Folha de S. Paulo


Opinião: Os proprietários do poder

De uns tempos para cá o PMDB se tornou o grande vilão da política brasileira. É acusado de se oferecer a qualquer governo, trocando votos no Legislativo por um punhado de cargos no Executivo. Além de corromper a administração pública, seu fisiologismo atrelaria o país a uma agenda mesquinha, impedindo transformações estruturais.

De onde vem esse poder maligno? Das urnas. É o partido que mais elegeu governadores, prefeitos e parlamentares desde a redemocratização do país. Ele espelha a vontade do eleitorado nacional –mas mostra o que esse eleitorado realmente é, não o que ele gostaria de ser.

Talvez por isso o PMDB tenha sido tão amaldiçoado nas manifestações de junho: a mão que vota é a mesma que apedreja. Tanto é assim que hoje a legenda lidera as eleições para governador em oito Estados, inclusive no Rio de Janeiro. O que explica esse ressentimento?

Bem ou mal, o PMDB entrega ao eleitor o prato de lentilhas que promete: leva prefeitos aos ministérios, propõe emendas destinando verbas aos municípios, inaugura escolas, postos de saúde, quadras esportivas.

Para entregar as lentilhas, precisa ter acesso ao Executivo –tanto para dirigir as ações governamentais como para liberar recursos para seus redutos. E tem acesso fácil ao Executivo porque está no centro do espectro político, o que lhe dá flexibilidade suficiente para fechar alianças à direita e à esquerda.

A esquerda quer promover a igualdade, e por isso aprova leis em defesa dos trabalhadores. A direita quer preservar as diferenças, logo adota medidas para beneficiar os empresários.
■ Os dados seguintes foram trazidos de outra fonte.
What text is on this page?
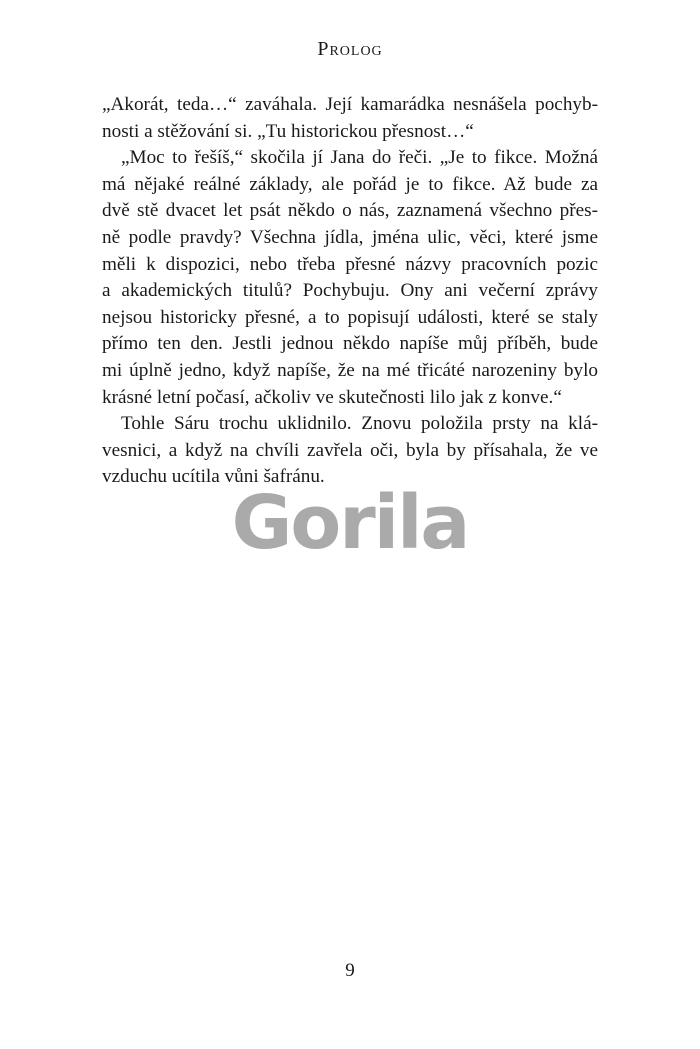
Prolog
„Akorát, teda…“ zaváhala. Její kamarádka nesnášela pochyb-
nosti a stěžování si. „Tu historickou přesnost…“
„Moc to řešíš,“ skočila jí Jana do řeči. „Je to fikce. Možná
má nějaké reálné základy, ale pořád je to fikce. Až bude za
dvě stě dvacet let psát někdo o nás, zaznamená všechno přes-
ně podle pravdy? Všechna jídla, jména ulic, věci, které jsme
měli k dispozici, nebo třeba přesné názvy pracovních pozic
a akademických titulů? Pochybuju. Ony ani večerní zprávy
nejsou historicky přesné, a to popisují události, které se staly
přímo ten den. Jestli jednou někdo napíše můj příběh, bude
mi úplně jedno, když napíše, že na mé třicáté narozeniny bylo
krásné letní počasí, ačkoliv ve skutečnosti lilo jak z konve.“
Tohle Sáru trochu uklidnilo. Znovu položila prsty na klá-
vesnici, a když na chvíli zavřela oči, byla by přísahala, že ve
vzduchu ucítila vůni šafránu.
Gorila
9
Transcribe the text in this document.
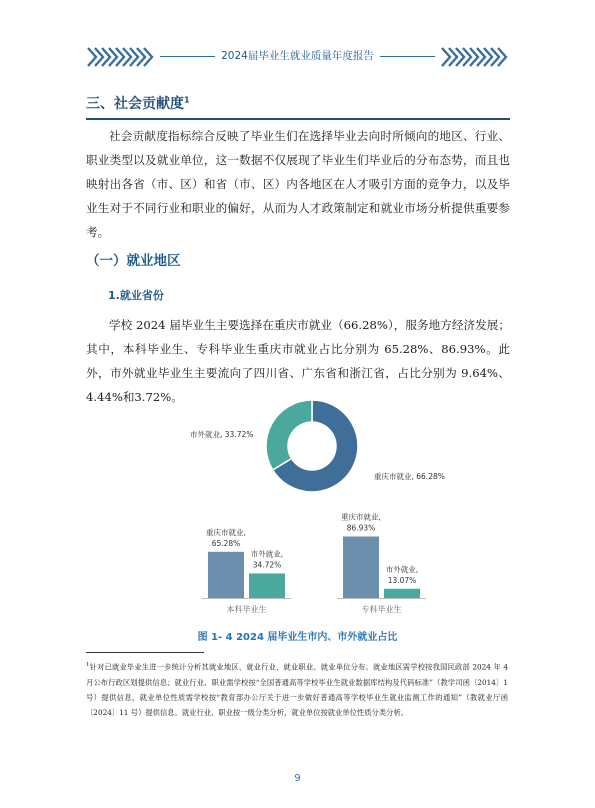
2024届毕业生就业质量年度报告
三、社会贡献度$^1$

社会贡献度指标综合反映了毕业生们在选择毕业去向时所倾向的地区、行业、职业类型以及就业单位，这一数据不仅展现了毕业生们毕业后的分布态势，而且也映射出各省（市、区）和省（市、区）内各地区在人才吸引方面的竞争力，以及毕业生对于不同行业和职业的偏好，从而为人才政策制定和就业市场分析提供重要参考。

（一）就业地区
1.就业省份

学校 2024 届毕业生主要选择在重庆市就业（66.28%），服务地方经济发展；其中，本科毕业生、专科毕业生重庆市就业占比分别为 65.28%、86.93%。此外，市外就业毕业生主要流向了四川省、广东省和浙江省，占比分别为 9.64%、4.44%和3.72%。

重庆市就业, 66.28%
市外就业, 33.72%
重庆市就业,
65.28%
市外就业,
34.72%
本科毕业生
重庆市就业,
86.93%
市外就业,
13.07%
专科毕业生
图 1- 4 2024 届毕业生市内、市外就业占比
$^1$针对已就业毕业生进一步统计分析其就业地区、就业行业、就业职业、就业单位分布。就业地区需学校按我国民政部 2024 年 4 月公布行政区划提供信息；就业行业、职业需学校按“全国普通高等学校毕业生就业数据库结构及代码标准”（教学司函〔2014〕1 号）提供信息，就业单位性质需学校按“教育部办公厅关于进一步做好普通高等学校毕业生就业监测工作的通知”（教就业厅函〔2024〕11 号）提供信息。就业行业、职业按一级分类分析，就业单位按就业单位性质分类分析。
9
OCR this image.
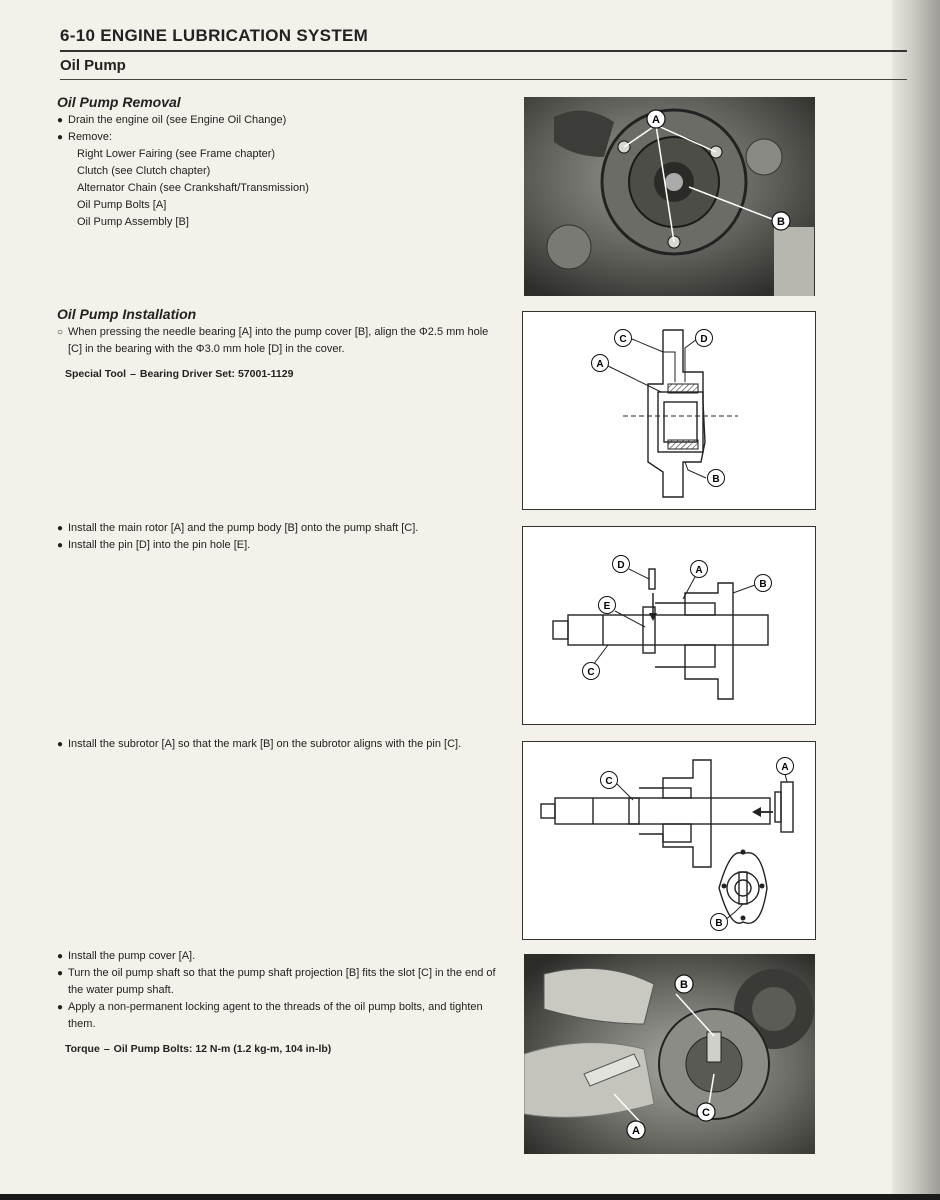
6-10 ENGINE LUBRICATION SYSTEM
Oil Pump
Oil Pump Removal
● Drain the engine oil (see Engine Oil Change)
● Remove:
Right Lower Fairing (see Frame chapter)
Clutch (see Clutch chapter)
Alternator Chain (see Crankshaft/Transmission)
Oil Pump Bolts [A]
Oil Pump Assembly [B]
Oil Pump Installation
○ When pressing the needle bearing [A] into the pump cover [B], align the Φ2.5 mm hole [C] in the bearing with the Φ3.0 mm hole [D] in the cover.
Special Tool – Bearing Driver Set: 57001-1129
● Install the main rotor [A] and the pump body [B] onto the pump shaft [C].
● Install the pin [D] into the pin hole [E].
● Install the subrotor [A] so that the mark [B] on the subrotor aligns with the pin [C].
● Install the pump cover [A].
● Turn the oil pump shaft so that the pump shaft projection [B] fits the slot [C] in the end of the water pump shaft.
● Apply a non-permanent locking agent to the threads of the oil pump bolts, and tighten them.
Torque – Oil Pump Bolts: 12 N-m (1.2 kg-m, 104 in-lb)
A
B
C	D
A
B
D	A
B
E
C
C
A
B
B
C
A
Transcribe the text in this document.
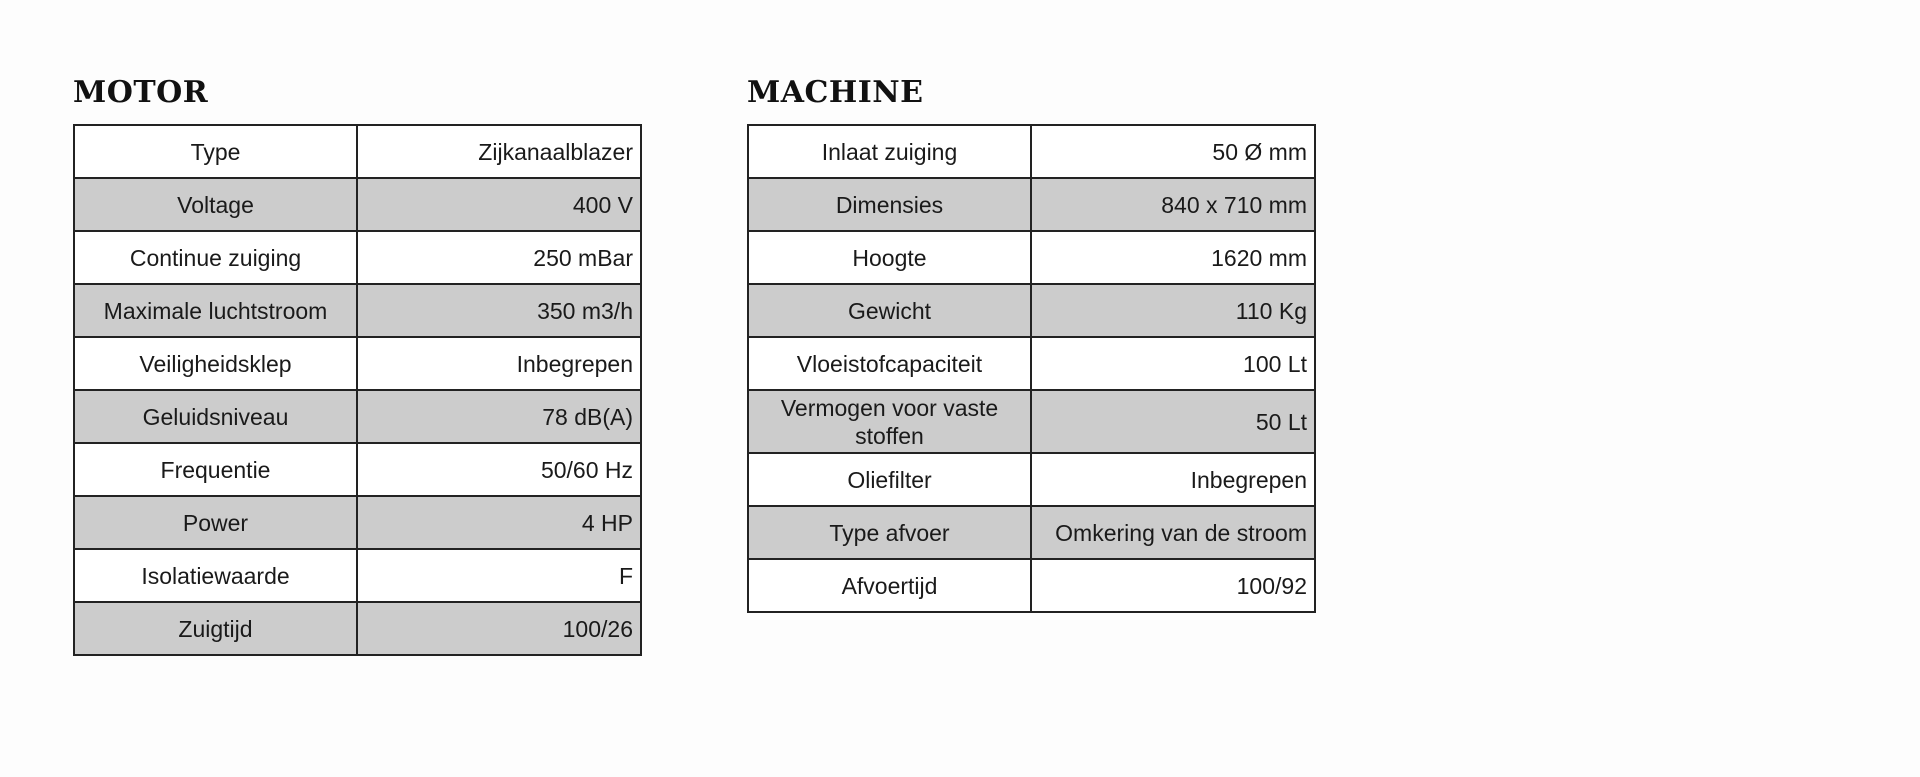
MOTOR
Type	Zijkanaalblazer
Voltage	400 V
Continue zuiging	250 mBar
Maximale luchtstroom	350 m3/h
Veiligheidsklep	Inbegrepen
Geluidsniveau	78 dB(A)
Frequentie	50/60 Hz
Power	4 HP
Isolatiewaarde	F
Zuigtijd	100/26
MACHINE
Inlaat zuiging	50 Ø mm
Dimensies	840 x 710 mm
Hoogte	1620 mm
Gewicht	110 Kg
Vloeistofcapaciteit	100 Lt
Vermogen voor vaste stoffen	50 Lt
Oliefilter	Inbegrepen
Type afvoer	Omkering van de stroom
Afvoertijd	100/92
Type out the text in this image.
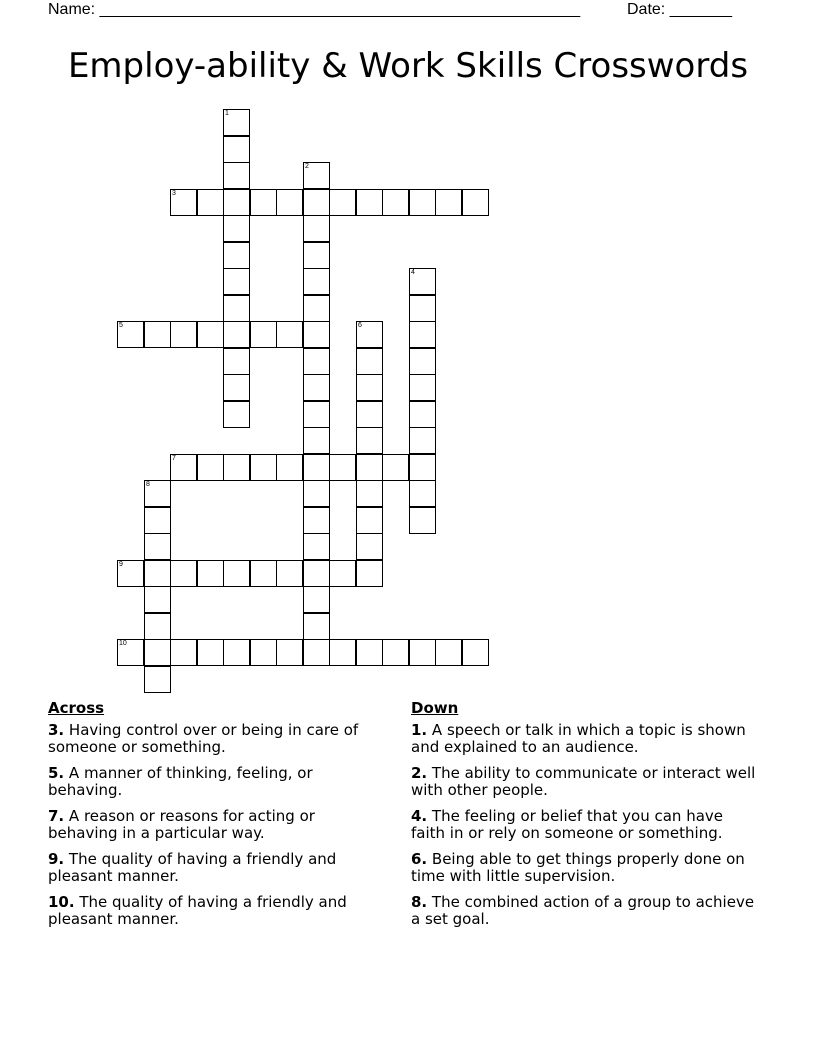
Name: ______________________________________________________	Date: _______
Employ-ability & Work Skills Crosswords
1
2
3
4
5	6
7
8
9
10
Across
3. Having control over or being in care of someone or something.
5. A manner of thinking, feeling, or behaving.
7. A reason or reasons for acting or behaving in a particular way.
9. The quality of having a friendly and pleasant manner.
10. The quality of having a friendly and pleasant manner.
Down
1. A speech or talk in which a topic is shown and explained to an audience.
2. The ability to communicate or interact well with other people.
4. The feeling or belief that you can have faith in or rely on someone or something.
6. Being able to get things properly done on time with little supervision.
8. The combined action of a group to achieve a set goal.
Um partido de centro aceita conceder benefícios aos trabalhadores e incentivos aos empresários, desde que tudo fique como está.

No Brasil, o primeiro grande partido de centro foi o antigo PSD (1945-1965), "a voz do Brasil unido". E do PSD saíram os principais dirigentes do moderno PMDB, Ulysses Guimarães (SP) e Tancredo Neves (MG).

Qual é o substrato social de um partido de centro? A propriedade fundiária. Os proprietários fundiários não se identificam nem com os empregadores nem com os empregados, mas formam uma classe à parte. Suas fontes de renda não são impactadas diretamente por variações nos lucros e nos salários, daí sua plasticidade política.

Desalojados da Presidência pela Revolução de 1930, os proprietários fundiários se concentraram no Congresso –hoje os ruralistas representam mais da metade da bancada do PMDB. Como não têm mais força para comandar o país –há quanto tempo o partido não lança um candidato a presidente?–, eles procuram barrar, no Legislativo, todas as iniciativas que possam prejudicá-los.

Em geral conseguem. O PSD impediu a aprovação da reforma agrária no governo João Goulart, e o mesmo fez o PMDB na Assembleia Constituinte. Há dois anos, os ruralistas derrotaram o Planalto em todas as votações sobre o Código Florestal.

É difícil governar sem o centro: o PSD abandonou Getúlio em 1954, fez oposição a Jânio em 1961, rompeu com Jango em 1964. Sabotado pelo PMDB, Collor caiu em 1992.

Após a eleição, o presidente só tem duas opções: ter ou não ter maioria. Quem decidiu a parada foi o eleitor. Este reclama a todo instante que deseja mudar. Mas, quando é chamado a agir, prefere pedir outro prato de lentilhas ao fazendeiro.